John O’Doherty of the Rainbow Project, an LGBT health organization in Northern Ireland, told Irish News that Fr. Coyle’s case is not unique because “invisibility and isolation” remain the largest issues affecting LGBT people in a country where the leading churches remain non-affirming. This statement is likely true for many regions in the world, and this invisibility and isolation is intensely true for clergy and religious.
If invisibility and isolation were part of Coyle’s life, they could very well have contributed to his decision to use a gay dating app. It’s important to at least ponder the idea that had he been able to acknowledge and share information about his orientation with parishioners and superiors, he might not have felt the need to put his vow of celibacy on the line. Further, if seminary and formation training had allowed him to affirm his sexuality and explore whether he was ready to commit to celibacy as a gay man, he might never have had to seek to explore relationships in a surreptitious way.
The celibacy question aside, the closet remains prominent and oppressive in the priesthood. The climate of fear surrounding homosexuality in the hierarchy of the church promotes secrecy and shame, instead of openness and acceptance. It is important to note though, that while church leaders promote a closeted existence, the faithful are much more likely to support their gay priests, as they did in Coyle’s case.
Meanwhile, priests who sexually abuse children and adults of all genders, as Msgr. Anatrella is alleged to have done, remain in ministry. The saddest part is that Anatrella repeatedly scapegoated gay men for the pedophilia crisis, without any justification. If the allegations are proven true, then it will be one more case which shows the bizarre behavior that some closeted leaders will go to because of their own self-denigration and fear of being known.
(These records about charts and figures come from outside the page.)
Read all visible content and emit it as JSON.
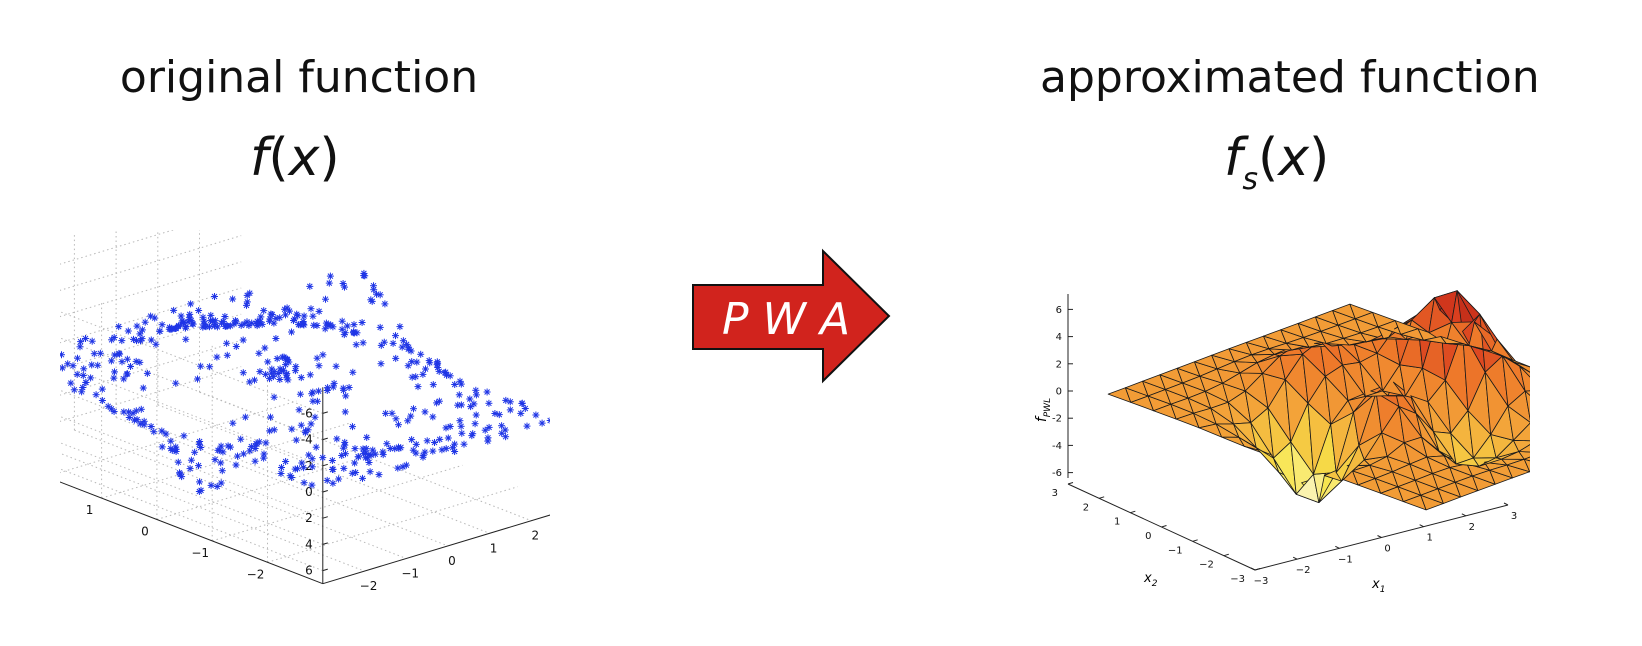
{
  "left": {
    "title": "original function",
    "formula": {
      "fn": "f",
      "arg": "x"
    },
    "z_ticks": [
      "6",
      "4",
      "2",
      "0",
      "-2",
      "-4",
      "-6"
    ],
    "y_ticks": [
      "2",
      "1",
      "0",
      "−1",
      "−2"
    ],
    "x_ticks": [
      "−2",
      "−1",
      "0",
      "1",
      "2"
    ],
    "marker_color": "#1f35e6"
  },
  "arrow": {
    "label": "P W A",
    "fill": "#d1231d"
  },
  "right": {
    "title": "approximated function",
    "formula": {
      "fn": "f",
      "sub": "s",
      "arg": "x"
    },
    "z_label": "f",
    "z_label_sub": "PWL",
    "z_ticks": [
      "6",
      "4",
      "2",
      "0",
      "-2",
      "-4",
      "-6"
    ],
    "y_ticks": [
      "3",
      "2",
      "1",
      "0",
      "−1",
      "−2",
      "−3"
    ],
    "x_ticks": [
      "−3",
      "−2",
      "−1",
      "0",
      "1",
      "2",
      "3"
    ],
    "x_label": "x",
    "x_label_sub": "1",
    "y_label": "x",
    "y_label_sub": "2",
    "colormap": [
      "#9c1a10",
      "#d83a1e",
      "#ee7a2a",
      "#f3a63a",
      "#f7e44a",
      "#ffffff"
    ]
  }
}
Targeting faithful gay priests beloved by their communities has only allowed real abusers to continue abusing and to have their crimes protected.
Despite the fact that by most accepted estimates 50% or more of Catholic priests are gay, only a few are openly so in their ministries. This is a deep loss not only for the the priests involved, but for the people of God. The outcomes in these two cases contrast painfully to illuminate the desperate need for a reality check by Catholic leaders and institutions when it comes to their treatment of sexuality in ministry, particularly on LGBT issues.